O “STATUS’’ DA COZINHA À MESA
A alimentação sempre foi para nós, simples mortais, questão de sobrevivência, mas a degustação, avaliação sensorial dos alimentos através do paladar, era a arte dos “connaisseurs”, privilégio de abonados e reis.
No passado remoto, o que se comia vinha do meio em que se habitava. Hoje, com as facilidades de transporte e comunicabilidade, pode-se ter produtos de qualquer parte do mundo para o jantar. Os costumes, a cultura, os níveis social e económico, até a religião, regiam e ainda regem os hábitos alimentares.
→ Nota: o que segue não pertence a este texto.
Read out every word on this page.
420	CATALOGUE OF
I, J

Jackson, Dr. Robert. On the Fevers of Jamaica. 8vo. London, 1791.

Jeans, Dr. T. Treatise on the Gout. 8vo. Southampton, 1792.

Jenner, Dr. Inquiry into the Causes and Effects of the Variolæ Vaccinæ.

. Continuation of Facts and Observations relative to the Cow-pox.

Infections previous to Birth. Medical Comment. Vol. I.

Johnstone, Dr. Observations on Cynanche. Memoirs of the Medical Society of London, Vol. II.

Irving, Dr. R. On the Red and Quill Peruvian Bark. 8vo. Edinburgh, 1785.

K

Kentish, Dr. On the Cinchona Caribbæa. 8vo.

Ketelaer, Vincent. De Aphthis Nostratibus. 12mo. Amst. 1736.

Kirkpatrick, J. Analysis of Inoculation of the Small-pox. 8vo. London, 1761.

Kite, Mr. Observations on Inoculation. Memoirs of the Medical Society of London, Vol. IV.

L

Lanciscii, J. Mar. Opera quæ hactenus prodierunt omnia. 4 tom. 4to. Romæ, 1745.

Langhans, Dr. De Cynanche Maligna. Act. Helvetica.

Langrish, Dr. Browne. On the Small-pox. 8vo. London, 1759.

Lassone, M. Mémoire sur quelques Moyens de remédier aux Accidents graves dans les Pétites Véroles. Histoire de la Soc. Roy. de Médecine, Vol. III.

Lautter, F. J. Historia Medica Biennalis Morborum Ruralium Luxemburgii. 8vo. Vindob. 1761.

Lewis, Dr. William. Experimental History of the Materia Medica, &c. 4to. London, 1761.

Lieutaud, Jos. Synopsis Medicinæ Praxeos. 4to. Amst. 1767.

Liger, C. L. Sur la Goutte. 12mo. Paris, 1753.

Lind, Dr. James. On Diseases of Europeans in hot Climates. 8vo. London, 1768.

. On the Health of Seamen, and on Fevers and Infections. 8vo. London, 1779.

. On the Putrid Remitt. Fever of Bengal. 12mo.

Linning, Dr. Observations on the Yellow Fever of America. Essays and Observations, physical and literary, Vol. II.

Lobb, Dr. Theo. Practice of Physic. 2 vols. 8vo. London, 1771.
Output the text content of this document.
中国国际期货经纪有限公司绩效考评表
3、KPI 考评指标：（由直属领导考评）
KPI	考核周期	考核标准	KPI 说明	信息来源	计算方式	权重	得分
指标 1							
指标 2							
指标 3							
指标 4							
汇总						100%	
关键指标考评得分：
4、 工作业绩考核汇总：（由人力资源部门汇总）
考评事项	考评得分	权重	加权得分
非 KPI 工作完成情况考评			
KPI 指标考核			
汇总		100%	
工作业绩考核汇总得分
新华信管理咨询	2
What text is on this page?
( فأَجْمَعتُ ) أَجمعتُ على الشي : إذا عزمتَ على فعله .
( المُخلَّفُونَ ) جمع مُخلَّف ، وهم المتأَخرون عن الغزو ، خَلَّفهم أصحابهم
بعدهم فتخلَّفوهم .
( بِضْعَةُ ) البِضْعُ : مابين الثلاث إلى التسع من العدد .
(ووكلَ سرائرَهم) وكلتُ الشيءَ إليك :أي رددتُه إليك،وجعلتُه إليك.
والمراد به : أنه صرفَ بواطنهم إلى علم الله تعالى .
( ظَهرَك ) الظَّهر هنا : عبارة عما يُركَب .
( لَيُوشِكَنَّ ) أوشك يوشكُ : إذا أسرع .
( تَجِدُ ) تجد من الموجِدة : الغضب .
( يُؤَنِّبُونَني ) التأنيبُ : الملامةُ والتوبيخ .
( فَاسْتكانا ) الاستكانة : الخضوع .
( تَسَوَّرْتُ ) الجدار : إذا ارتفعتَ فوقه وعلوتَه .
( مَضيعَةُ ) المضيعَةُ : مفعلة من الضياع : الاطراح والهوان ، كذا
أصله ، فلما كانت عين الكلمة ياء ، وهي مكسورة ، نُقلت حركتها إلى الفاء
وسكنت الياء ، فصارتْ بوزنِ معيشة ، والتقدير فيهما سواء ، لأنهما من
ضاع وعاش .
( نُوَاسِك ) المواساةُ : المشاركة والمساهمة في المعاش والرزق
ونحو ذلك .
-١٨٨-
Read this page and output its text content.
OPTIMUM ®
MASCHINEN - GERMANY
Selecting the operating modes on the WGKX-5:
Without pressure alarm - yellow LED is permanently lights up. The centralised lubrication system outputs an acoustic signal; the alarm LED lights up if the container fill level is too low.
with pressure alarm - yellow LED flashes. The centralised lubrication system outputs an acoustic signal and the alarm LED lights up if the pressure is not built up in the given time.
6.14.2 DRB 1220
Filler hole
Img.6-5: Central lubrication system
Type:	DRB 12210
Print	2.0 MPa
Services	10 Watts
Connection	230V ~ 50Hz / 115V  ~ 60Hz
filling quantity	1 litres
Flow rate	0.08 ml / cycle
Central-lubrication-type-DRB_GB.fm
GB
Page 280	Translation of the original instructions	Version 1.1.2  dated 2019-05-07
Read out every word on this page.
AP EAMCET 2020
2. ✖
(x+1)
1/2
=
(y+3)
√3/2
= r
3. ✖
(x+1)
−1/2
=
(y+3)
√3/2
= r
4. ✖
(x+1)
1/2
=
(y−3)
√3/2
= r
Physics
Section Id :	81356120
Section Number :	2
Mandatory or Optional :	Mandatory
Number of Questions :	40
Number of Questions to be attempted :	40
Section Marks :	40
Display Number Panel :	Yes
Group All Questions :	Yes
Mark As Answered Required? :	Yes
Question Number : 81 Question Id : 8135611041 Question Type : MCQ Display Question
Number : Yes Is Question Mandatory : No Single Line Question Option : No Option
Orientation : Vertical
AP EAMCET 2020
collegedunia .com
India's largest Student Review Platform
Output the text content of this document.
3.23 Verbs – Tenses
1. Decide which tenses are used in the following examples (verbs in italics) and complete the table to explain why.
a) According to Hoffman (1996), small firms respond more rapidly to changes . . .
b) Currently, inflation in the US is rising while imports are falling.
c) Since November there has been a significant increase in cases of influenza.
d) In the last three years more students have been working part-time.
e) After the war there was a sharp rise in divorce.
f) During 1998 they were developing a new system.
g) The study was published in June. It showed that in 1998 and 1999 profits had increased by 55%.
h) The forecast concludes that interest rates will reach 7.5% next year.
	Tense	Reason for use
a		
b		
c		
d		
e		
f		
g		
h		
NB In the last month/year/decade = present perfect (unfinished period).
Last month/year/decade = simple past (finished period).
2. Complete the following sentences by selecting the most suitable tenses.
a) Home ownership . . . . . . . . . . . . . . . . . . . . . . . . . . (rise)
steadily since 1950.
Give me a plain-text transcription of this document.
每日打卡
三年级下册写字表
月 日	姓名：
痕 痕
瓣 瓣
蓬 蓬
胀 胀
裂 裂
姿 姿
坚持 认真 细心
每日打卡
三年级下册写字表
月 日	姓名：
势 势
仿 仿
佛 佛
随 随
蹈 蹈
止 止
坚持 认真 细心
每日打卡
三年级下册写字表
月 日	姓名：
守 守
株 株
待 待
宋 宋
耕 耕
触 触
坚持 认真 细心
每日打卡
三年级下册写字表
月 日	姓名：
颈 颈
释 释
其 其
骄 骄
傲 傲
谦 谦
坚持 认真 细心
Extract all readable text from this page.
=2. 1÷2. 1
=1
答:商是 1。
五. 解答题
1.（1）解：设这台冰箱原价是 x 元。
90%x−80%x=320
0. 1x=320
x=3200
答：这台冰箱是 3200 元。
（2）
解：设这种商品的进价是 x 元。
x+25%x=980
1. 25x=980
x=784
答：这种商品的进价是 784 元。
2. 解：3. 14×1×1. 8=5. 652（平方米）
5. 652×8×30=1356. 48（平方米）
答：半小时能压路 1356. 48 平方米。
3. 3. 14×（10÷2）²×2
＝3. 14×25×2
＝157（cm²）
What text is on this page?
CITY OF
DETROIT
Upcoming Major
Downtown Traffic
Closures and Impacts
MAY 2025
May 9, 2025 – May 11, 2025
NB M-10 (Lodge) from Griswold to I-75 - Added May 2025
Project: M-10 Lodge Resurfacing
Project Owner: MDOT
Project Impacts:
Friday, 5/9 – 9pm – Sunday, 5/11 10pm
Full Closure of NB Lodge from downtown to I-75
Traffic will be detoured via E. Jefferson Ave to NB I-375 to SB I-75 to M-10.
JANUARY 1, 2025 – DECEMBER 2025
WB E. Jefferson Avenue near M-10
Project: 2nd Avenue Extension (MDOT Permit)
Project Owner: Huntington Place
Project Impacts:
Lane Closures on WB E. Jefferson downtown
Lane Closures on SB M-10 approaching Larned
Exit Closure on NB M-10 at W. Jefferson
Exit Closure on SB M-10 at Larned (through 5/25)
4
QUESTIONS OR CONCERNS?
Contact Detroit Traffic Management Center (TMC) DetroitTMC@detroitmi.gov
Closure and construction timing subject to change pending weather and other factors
Porém, se ontem só a nobreza e os grandes Senhores se podiam brindar com iguarias feitas pelas mãos dos mestres da arte culinária, na actualidade, quem tem gosto e algum dinheiro para gastar, pode-se dar ao luxo de desfrutar a gastronomia oferecida pelos “chefs” que actuam em restaurantes de alto padrão, onde a cozinha é laboratório de pesquisa de novos e exóticos sabores e a mesa é o palco de apresentação de pratos que agradam a vista e deleitam o paladar.
A gastronomia nos países mais ricos e desenvolvidos voltou a ganhar destaque, não só pela preocupação em se valorizar a saúde, como também na confirmação da sua importância na vida social e política das pessoas. Desde a antiguidade, a mesa é o local de reunião, de confraternização, de comunhão, de decisões que afectaram famílias e destinos de nações.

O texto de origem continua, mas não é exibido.